Python statsmodelsで重回帰分析をする
概要
Pythonのライブラリであるstatsmodelsを使うことで重回帰分析を行う方法について説明します。データの分析ではなく、statsmodelsの使い方になれることを目的にします。
環境
- Python 3.8.6
- statsmodels 0.13.2
データ準備
今回はkaggleにOpenDatabaseとしてアップロードされているRed Wine Qualityのデータを例に使いたいと思います。まずはこのデータをKaggleのサイトからダウンロードします。
ライブラリインストール
重回帰分析に使用するstatsmodelsライブラリをインストールします。
pip install statsmodels
データの読み込み
まずは、データを読み込んでいきます。
import pandas as pd
df = pd.read_csv('winequality-red.csv')
df.head()
qualityが応答変数で、そのほかの列を説明変数として扱えば良さそうです。
重回帰分析
早速重回帰分析を行います。

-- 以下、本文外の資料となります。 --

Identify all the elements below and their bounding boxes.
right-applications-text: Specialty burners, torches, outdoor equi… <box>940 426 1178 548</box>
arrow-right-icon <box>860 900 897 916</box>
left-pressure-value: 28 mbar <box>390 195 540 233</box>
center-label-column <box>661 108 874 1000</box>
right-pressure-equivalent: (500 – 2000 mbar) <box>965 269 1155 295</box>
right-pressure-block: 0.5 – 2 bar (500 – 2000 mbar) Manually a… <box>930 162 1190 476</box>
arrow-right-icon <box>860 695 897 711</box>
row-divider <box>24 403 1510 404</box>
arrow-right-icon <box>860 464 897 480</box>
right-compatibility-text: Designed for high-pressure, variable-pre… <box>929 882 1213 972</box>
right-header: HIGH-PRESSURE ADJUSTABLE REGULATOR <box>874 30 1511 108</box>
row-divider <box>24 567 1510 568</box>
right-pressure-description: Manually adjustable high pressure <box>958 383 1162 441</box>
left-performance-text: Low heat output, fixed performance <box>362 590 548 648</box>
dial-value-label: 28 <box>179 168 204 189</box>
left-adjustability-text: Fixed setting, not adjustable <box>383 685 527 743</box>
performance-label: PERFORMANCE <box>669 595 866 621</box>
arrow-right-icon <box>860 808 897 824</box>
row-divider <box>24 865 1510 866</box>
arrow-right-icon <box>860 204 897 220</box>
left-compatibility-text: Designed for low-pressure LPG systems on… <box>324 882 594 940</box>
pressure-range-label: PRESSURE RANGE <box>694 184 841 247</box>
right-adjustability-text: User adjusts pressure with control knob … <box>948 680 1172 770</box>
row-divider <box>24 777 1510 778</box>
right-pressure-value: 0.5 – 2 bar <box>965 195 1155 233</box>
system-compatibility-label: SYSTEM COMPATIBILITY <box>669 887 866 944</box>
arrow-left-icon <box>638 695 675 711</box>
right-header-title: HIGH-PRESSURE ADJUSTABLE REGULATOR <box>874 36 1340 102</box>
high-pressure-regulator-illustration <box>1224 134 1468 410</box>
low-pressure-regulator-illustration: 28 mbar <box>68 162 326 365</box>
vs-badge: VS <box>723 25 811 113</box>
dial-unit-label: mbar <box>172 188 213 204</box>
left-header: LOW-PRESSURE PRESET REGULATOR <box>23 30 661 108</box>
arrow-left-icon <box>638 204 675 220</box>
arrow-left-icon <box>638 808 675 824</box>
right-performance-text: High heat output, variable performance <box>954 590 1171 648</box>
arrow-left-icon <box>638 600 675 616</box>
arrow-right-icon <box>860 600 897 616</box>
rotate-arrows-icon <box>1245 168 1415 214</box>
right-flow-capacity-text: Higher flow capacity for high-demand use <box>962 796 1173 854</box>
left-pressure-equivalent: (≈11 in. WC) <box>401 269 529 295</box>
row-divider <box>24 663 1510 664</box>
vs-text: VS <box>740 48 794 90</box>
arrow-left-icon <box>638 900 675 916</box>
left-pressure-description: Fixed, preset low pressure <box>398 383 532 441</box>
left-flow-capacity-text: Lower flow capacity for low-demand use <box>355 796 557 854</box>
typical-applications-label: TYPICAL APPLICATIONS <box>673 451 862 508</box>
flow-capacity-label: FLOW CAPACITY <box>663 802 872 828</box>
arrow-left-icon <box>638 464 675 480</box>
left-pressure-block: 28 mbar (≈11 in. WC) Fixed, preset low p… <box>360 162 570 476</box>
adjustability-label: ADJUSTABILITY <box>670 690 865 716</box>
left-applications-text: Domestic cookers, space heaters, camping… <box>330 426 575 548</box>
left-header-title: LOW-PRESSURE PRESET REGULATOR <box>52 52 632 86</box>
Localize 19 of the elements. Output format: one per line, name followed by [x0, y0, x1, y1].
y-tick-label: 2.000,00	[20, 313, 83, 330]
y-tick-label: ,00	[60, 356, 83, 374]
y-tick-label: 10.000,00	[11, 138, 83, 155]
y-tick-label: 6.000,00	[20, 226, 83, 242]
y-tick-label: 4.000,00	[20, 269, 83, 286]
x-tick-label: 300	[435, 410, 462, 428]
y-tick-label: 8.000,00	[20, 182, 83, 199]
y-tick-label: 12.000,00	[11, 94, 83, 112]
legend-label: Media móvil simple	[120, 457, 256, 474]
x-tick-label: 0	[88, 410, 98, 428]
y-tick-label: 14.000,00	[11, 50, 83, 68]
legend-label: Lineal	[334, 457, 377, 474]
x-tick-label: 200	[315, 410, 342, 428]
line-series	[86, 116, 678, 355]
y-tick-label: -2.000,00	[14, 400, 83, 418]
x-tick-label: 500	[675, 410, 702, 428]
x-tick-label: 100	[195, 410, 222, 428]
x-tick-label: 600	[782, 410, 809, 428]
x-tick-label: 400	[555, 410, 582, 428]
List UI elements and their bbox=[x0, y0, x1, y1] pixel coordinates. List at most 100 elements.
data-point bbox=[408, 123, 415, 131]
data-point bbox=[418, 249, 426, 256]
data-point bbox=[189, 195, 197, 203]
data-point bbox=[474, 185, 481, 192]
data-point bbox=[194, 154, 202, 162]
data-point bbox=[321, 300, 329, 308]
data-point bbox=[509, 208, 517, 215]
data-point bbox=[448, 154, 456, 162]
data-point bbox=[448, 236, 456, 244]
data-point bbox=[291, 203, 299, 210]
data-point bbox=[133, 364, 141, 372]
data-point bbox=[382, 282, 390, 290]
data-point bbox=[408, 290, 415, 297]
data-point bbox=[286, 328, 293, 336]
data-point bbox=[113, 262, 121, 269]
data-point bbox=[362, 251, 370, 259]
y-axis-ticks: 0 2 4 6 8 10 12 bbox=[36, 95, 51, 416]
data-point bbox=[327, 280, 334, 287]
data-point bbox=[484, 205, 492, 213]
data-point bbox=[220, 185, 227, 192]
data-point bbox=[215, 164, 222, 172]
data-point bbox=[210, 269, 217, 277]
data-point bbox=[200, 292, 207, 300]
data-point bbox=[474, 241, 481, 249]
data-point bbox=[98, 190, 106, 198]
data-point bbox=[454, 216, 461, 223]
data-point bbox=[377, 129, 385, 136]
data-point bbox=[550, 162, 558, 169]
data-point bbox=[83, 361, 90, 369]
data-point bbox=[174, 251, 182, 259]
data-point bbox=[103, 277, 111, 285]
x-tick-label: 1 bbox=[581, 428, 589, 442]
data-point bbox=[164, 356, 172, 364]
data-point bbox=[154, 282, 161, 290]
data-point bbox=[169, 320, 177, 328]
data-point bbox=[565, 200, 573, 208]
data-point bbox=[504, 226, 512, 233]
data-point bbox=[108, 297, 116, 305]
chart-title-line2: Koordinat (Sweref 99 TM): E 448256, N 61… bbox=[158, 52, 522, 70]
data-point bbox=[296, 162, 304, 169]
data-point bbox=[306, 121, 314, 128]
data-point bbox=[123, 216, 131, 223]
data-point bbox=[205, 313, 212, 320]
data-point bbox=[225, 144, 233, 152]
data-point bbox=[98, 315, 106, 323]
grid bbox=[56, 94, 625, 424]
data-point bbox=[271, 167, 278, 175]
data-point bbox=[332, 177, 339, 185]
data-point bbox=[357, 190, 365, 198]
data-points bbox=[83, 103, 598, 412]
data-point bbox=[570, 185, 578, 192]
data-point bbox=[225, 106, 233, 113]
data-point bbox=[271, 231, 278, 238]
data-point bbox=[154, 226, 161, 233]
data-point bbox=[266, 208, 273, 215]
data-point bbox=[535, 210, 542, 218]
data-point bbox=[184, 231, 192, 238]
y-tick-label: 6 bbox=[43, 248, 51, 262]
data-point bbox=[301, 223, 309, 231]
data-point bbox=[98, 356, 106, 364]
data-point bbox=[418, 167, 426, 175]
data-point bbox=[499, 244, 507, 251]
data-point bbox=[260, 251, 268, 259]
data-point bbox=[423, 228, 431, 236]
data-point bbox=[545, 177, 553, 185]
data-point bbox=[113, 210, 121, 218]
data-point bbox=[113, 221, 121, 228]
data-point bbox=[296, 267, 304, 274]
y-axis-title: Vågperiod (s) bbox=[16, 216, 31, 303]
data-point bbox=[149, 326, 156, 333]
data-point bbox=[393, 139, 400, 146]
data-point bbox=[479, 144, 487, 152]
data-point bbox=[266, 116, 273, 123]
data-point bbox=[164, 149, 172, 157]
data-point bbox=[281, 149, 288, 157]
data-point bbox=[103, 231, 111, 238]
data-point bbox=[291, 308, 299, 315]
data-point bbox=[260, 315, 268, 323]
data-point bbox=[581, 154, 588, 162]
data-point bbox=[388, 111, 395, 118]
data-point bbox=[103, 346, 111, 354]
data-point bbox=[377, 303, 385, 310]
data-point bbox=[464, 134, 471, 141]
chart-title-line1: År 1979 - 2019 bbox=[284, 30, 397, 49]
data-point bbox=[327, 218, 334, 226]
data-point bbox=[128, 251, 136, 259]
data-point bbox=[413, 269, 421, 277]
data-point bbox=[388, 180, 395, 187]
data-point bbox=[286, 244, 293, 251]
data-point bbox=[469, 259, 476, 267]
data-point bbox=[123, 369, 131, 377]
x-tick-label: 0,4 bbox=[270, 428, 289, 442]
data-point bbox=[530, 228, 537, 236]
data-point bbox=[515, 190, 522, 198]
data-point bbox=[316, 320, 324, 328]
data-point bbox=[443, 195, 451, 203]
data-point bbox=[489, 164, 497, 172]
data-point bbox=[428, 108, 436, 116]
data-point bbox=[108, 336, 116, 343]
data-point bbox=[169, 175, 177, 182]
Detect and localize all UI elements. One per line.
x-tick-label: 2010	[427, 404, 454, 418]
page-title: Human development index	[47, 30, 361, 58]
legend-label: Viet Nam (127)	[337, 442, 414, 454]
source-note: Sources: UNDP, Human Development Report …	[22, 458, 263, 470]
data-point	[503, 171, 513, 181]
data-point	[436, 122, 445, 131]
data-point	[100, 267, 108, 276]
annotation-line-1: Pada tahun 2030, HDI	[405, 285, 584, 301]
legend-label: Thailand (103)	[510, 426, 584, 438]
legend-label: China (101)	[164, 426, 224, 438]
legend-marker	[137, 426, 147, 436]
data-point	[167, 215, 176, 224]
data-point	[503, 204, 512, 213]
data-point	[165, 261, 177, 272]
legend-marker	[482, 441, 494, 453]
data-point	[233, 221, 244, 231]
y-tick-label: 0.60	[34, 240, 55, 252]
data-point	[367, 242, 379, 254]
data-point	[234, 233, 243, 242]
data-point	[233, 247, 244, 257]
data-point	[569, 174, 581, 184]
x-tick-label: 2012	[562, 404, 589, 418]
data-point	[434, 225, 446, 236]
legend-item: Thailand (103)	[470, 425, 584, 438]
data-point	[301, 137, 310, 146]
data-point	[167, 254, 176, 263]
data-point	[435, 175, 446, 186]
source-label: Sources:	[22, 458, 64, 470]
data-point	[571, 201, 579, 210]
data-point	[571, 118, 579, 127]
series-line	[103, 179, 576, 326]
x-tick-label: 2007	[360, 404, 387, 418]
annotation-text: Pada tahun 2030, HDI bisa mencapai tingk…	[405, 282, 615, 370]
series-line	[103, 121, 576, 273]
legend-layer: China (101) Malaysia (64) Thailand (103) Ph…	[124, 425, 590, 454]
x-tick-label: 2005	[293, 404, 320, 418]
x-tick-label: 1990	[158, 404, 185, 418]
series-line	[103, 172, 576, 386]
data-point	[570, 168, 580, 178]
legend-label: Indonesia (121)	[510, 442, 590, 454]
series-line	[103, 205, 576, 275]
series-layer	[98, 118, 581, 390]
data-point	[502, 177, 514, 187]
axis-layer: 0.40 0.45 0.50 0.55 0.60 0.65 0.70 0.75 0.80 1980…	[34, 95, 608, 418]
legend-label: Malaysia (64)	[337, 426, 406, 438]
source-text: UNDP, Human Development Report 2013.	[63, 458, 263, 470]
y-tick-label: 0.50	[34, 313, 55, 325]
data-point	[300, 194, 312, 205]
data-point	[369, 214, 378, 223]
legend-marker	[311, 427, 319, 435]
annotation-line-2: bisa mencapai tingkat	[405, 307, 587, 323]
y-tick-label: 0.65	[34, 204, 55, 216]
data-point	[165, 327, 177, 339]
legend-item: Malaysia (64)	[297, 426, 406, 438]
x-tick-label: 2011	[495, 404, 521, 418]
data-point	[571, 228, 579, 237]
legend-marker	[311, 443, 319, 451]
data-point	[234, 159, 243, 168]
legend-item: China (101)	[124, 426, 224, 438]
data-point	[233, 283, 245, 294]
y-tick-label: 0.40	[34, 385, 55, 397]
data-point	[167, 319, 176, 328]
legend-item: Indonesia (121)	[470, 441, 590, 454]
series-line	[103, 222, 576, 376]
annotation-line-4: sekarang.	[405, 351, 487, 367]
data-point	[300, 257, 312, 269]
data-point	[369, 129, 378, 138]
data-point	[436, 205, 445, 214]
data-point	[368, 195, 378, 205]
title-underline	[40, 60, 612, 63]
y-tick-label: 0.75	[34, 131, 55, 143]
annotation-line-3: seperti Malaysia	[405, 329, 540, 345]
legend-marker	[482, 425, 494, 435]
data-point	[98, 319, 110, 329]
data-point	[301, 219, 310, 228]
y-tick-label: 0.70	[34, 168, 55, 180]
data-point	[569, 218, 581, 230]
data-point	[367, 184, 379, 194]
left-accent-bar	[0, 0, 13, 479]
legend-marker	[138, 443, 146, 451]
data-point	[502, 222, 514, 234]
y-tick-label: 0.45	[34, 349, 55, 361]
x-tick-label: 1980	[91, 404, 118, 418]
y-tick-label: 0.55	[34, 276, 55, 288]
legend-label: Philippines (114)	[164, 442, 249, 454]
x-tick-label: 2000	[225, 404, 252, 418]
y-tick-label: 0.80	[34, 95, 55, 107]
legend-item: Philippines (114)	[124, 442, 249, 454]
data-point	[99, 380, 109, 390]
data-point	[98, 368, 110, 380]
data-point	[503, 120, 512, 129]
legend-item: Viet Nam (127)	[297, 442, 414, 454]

statsmodelsは非常に便利で標準化などを行わないならほんの数行で重回帰分析の結果を出せてしまいます。
import statsmodels.api as sm
#quality列以外を説明変数として抽出
X = df[df.columns[:-1]]
#定数項の追加
X = sm.add_constant(X)
#応答変数の設定
y = df['quality']
#モデル生成(OLSは最小二乗法)
model = sm.OLS(y,X)
result = model.fit()
#結果表示
result.summary()
結果の見方
簡単に結果を出せたのは良いですが、結果の見方が分からないと意味がないため、調べていきます。
Dep. Variable
応答変数として指定した項目、つまりモデル作成時にyの値として指定したものが入ります。今回は応答変数としてqualityを指定しているため表示されています。
Model
どんなモデルを使用したかが表示されます。OLSはOrdinary Least Sqauaresのことで一般的にいう最小二乗法を使用したモデルのことです。model作成時にOLSを指定したためこれが表示されています。
Method
こちらもパラメータの決定手法が表示されています。Least Squaresは最小二乗法です。
Date, Time
サマリの表示を実行した日時が表示されます。
No. Observations
観測数、つまりデータの数です。今回は1599でlen(df)の結果と一致しました。
Df Residuals
分散分析表の残差における自由度が表示されます。残差の自由度は[データ数n] – [説明変数の数] – 1 となります。今回の場合、データ数が1599で説明変数の数が11ですので、1599 – 11 -1 = 1587 となっています。
Df Model
説明変数の数で11になります。
Covariance Type
説明変数間の共分散のタイプを表します。デフォルトでnonrobustとなっているようです。
R-squared
決定係数を表します。回帰の平方和を目的変数の総平方和で割ったものが決定係数です。
Adj. R-sqaured
自由度調整済み決定係数を表します。こちらは説明変数の数を加味して説明変数の数が異なるモデルの比較に使用できます。
F-statistic
F統計量です。計算された回帰モデルの説明変数の中に意味のある変数があるかどうかの検定に使用できるできる値です。
Prob (F-statistic)
F統計量の実現値(p値)です。今回は十分小さいことがわかります。
Log-Liklihood
対数尤度です。求めた回帰モデルから標本の尤もらしさを評価する値になります。
AIC
赤池情報量基準です。小さいほど良いとされます。
BIC
ベイズ情報量基準です。小さいほど良いとされます。
まとめ
statisticmodelsのライブラリはものすごく簡単に重回帰分析のサマリを出すことができてしまいます。ただ、実際の重回帰分析の際にはこのサマリだけでなく、他の指標などもグラフ化などして描画しながら多角的に見ていく必要があると思います。